My parents are white.
I am white.
My sister is white.
But when I think about the three or four black and white photographs
That I have seen,
Of my Grandfather Hart’s mother,
Cora Mills Hart,
I wonder if I may also be a little bit black.
I consider her powerful build,
The same crossed arms,
The “Just Try It and See What Happens” posture,
That facial structure,
That fierce workplace look,
Under and radiating from her inarguably white skin,
Like a warning.
I remember hearing that when her husband died,
In Cohocton, New York
“During the tuberculosis epidemic”,
As well as her sister’s husband,
Leaving a throng of unfathered cousins
And little hope,
That she took the whole local bloodline in
To her refurbished chicken coop of a home,
Just as black grandmothers so often do,
And provided a spiritual beacon
And a strong back,
At the turn of the last century,
During a terrible economic time,
For that flock .
And my grandfather,
Who was born in 1897,
Looked very much like his mother,
Who was widowed
When he was
Only seven
During the 1960’s,
We would drive the forty minutes
North-west to Naples, New York
To fish for pike and pickerel and sunnies
In one of the Finger Lakes;
Or in that river,
Bookended by fat vineyards,
Where a boy might wrestle-in a battered salmon
Every once in a great while.
And it was magical;
One of many childhood memories that I share with millions of men,
All around the world.
Fishing with Grandfather.
Sometimes we would stop
At Uncle Ward and Aunt Onnolee’s little house.
The mailbox said “Artlip”.
They lived on the Hornell-side of Naples
Onnolee was my grandmother’s younger sister.

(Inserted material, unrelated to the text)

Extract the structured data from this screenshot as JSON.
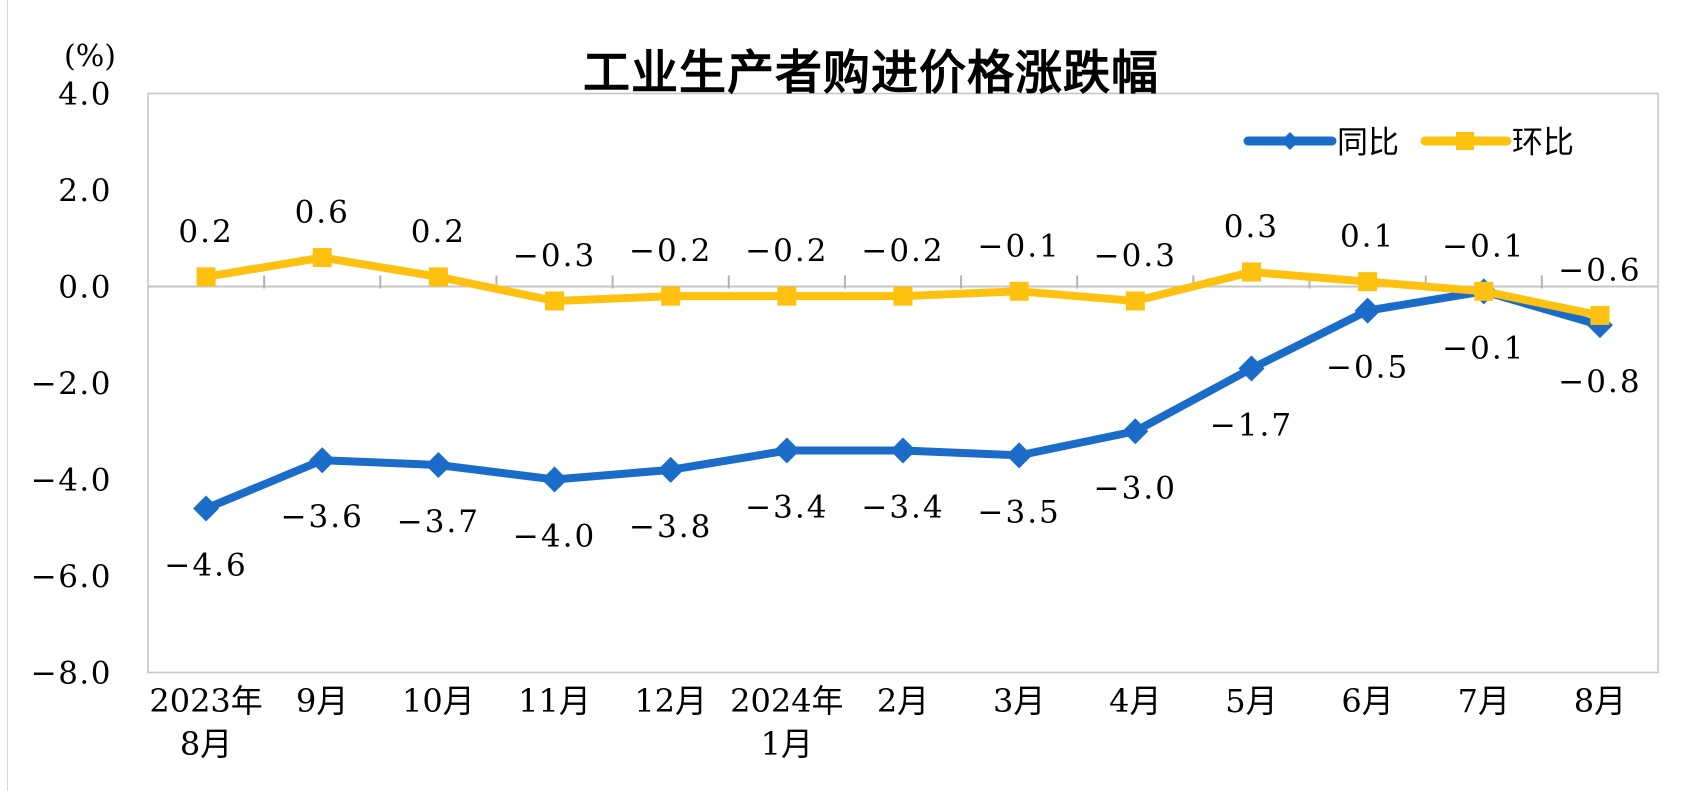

During the Depression, they had to move-in with my grandparents
“Ward didn’t like working, much.”
One Christmas, a customer of grandpa’s bakery
Gave him a two-tied box of one hundred Cuban cigars.

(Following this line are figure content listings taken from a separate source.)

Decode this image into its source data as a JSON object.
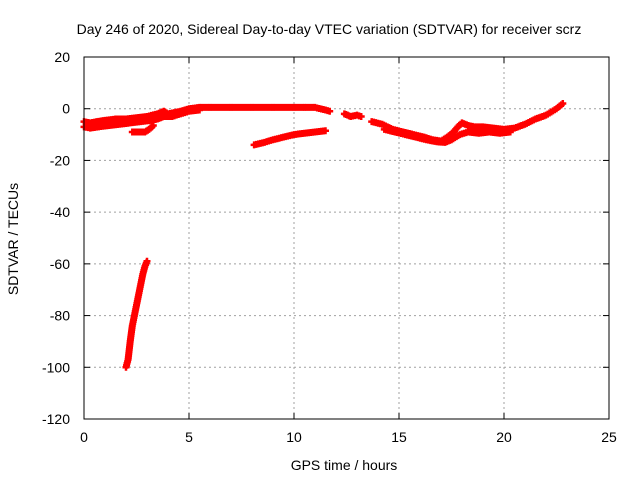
{
  "chart_data": {
    "type": "scatter",
    "title": "Day 246 of 2020, Sidereal Day-to-day VTEC variation (SDTVAR) for receiver scrz",
    "xlabel": "GPS time / hours",
    "ylabel": "SDTVAR / TECUs",
    "xlim": [
      0,
      25
    ],
    "ylim": [
      -120,
      20
    ],
    "xticks": [
      0,
      5,
      10,
      15,
      20,
      25
    ],
    "yticks": [
      20,
      0,
      -20,
      -40,
      -60,
      -80,
      -100,
      -120
    ],
    "grid": true,
    "legend": "none",
    "marker": "plus",
    "color": "#ff0000",
    "series": [
      {
        "points": [
          [
            0.0,
            -5
          ],
          [
            0.3,
            -5.5
          ],
          [
            0.6,
            -5
          ],
          [
            1.0,
            -4.5
          ],
          [
            1.5,
            -4
          ],
          [
            2.0,
            -4
          ],
          [
            2.5,
            -3.5
          ],
          [
            3.0,
            -3
          ],
          [
            3.5,
            -2
          ],
          [
            3.8,
            -1
          ],
          [
            4.0,
            -2
          ],
          [
            4.3,
            -1.5
          ],
          [
            4.6,
            -1
          ],
          [
            5.0,
            0
          ],
          [
            5.5,
            0.5
          ],
          [
            6.0,
            0.5
          ],
          [
            7.0,
            0.5
          ],
          [
            8.0,
            0.5
          ],
          [
            9.0,
            0.5
          ],
          [
            10.0,
            0.5
          ],
          [
            10.5,
            0.5
          ],
          [
            11.0,
            0.5
          ],
          [
            11.5,
            -0.5
          ],
          [
            11.7,
            -1
          ]
        ]
      },
      {
        "points": [
          [
            0.0,
            -7
          ],
          [
            0.3,
            -7.5
          ],
          [
            0.7,
            -7
          ],
          [
            1.2,
            -6.5
          ],
          [
            1.7,
            -6
          ],
          [
            2.2,
            -5.5
          ],
          [
            2.7,
            -5
          ],
          [
            3.2,
            -4.5
          ],
          [
            3.5,
            -4
          ],
          [
            3.8,
            -3
          ],
          [
            4.2,
            -3
          ],
          [
            4.6,
            -2
          ],
          [
            5.0,
            -1
          ],
          [
            5.5,
            -0.5
          ]
        ]
      },
      {
        "points": [
          [
            2.3,
            -9
          ],
          [
            2.6,
            -9
          ],
          [
            2.9,
            -9
          ],
          [
            3.1,
            -8
          ],
          [
            3.3,
            -6.5
          ]
        ]
      },
      {
        "points": [
          [
            8.1,
            -14
          ],
          [
            8.6,
            -13
          ],
          [
            9.0,
            -12
          ],
          [
            9.5,
            -11
          ],
          [
            10.0,
            -10
          ],
          [
            10.5,
            -9.5
          ],
          [
            11.0,
            -9
          ],
          [
            11.5,
            -8.5
          ]
        ]
      },
      {
        "points": [
          [
            12.4,
            -2
          ],
          [
            12.7,
            -3
          ],
          [
            13.0,
            -2.5
          ],
          [
            13.2,
            -3
          ]
        ]
      },
      {
        "points": [
          [
            13.7,
            -5
          ],
          [
            14.2,
            -6
          ],
          [
            14.7,
            -8
          ],
          [
            15.2,
            -9
          ],
          [
            15.7,
            -10
          ],
          [
            16.2,
            -11
          ],
          [
            16.6,
            -12
          ],
          [
            17.0,
            -12.5
          ],
          [
            17.3,
            -11
          ],
          [
            17.6,
            -9
          ],
          [
            17.8,
            -7
          ],
          [
            18.0,
            -5.5
          ],
          [
            18.3,
            -6.5
          ],
          [
            18.6,
            -7
          ],
          [
            19.0,
            -7
          ],
          [
            19.5,
            -7.5
          ],
          [
            20.0,
            -8
          ],
          [
            20.5,
            -7.5
          ],
          [
            21.0,
            -6
          ],
          [
            21.5,
            -4
          ],
          [
            22.0,
            -2.5
          ],
          [
            22.5,
            0
          ],
          [
            22.8,
            2
          ]
        ]
      },
      {
        "points": [
          [
            14.3,
            -8
          ],
          [
            14.8,
            -9
          ],
          [
            15.3,
            -10
          ],
          [
            15.8,
            -11
          ],
          [
            16.3,
            -12
          ],
          [
            16.8,
            -12.8
          ],
          [
            17.2,
            -13
          ],
          [
            17.5,
            -12
          ],
          [
            17.9,
            -10
          ],
          [
            18.3,
            -9
          ],
          [
            18.8,
            -9.5
          ],
          [
            19.3,
            -9
          ],
          [
            19.8,
            -9.5
          ],
          [
            20.3,
            -9
          ]
        ]
      },
      {
        "points": [
          [
            2.0,
            -100
          ],
          [
            2.1,
            -97
          ],
          [
            2.2,
            -90
          ],
          [
            2.3,
            -84
          ],
          [
            2.4,
            -80
          ],
          [
            2.5,
            -76
          ],
          [
            2.6,
            -72
          ],
          [
            2.7,
            -68
          ],
          [
            2.8,
            -64
          ],
          [
            2.9,
            -61
          ],
          [
            3.0,
            -59
          ]
        ]
      }
    ]
  }
}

“Your Uncle Ward asked me if he could have a cigar
Every now and again.”
The following April,
The top tier of cigars being almost gone
Grandpa lifted out the separating paper-thin piece of redwood
To discover that there were no cigars beneath
In the empty, lower tier
“I think your Uncle Ward helped himself to a few extra cigars.”
These are the kind of stories I’d hear
While returning from fishing.
And then we would be driving back to Hornell
It would be late-afternoon and cooling
And sometimes we’d stop at a produce stand
And buy ripe fruit for baking
For pocket change
From the vegetable man with the slimy green moss on his teeth
And his surreal, hyena-like smile;
And I would get to wrestle a glass-bottle RC Cola,
Out of one of those old, horizontal, refrigerator-sized, vending machines,
To sip on the way home
And Grandpa Hart’s Olds 98 would
Grip the hills like a champ
With those steep slopes to the right
And no-longer managed apple orchards
“Probably no good for eating.”
Thick and grassy dairy pastures
“Hey, Girls!”
And fruit and vegetable farms
In the verdant valley below.
Pennsylvania-Dutch circular mandalas
on many of the barns.
And on one of those farms,
There were often a score of black fieldworkers
In the verdant valley below.
I saw them at intervals;
Maybe during the summers when I was 6, 7, 9 and 11.
Some women and children,
Straw hats and plaid cotton shirts,
Suspenders,
Bent and harvesting.
I always figured they lived nearby.
And my grandfather would
Invariably say the same thing as we passed,
Looking out the passenger side windows at them working,
“Bret, take a look at your colored cousins.”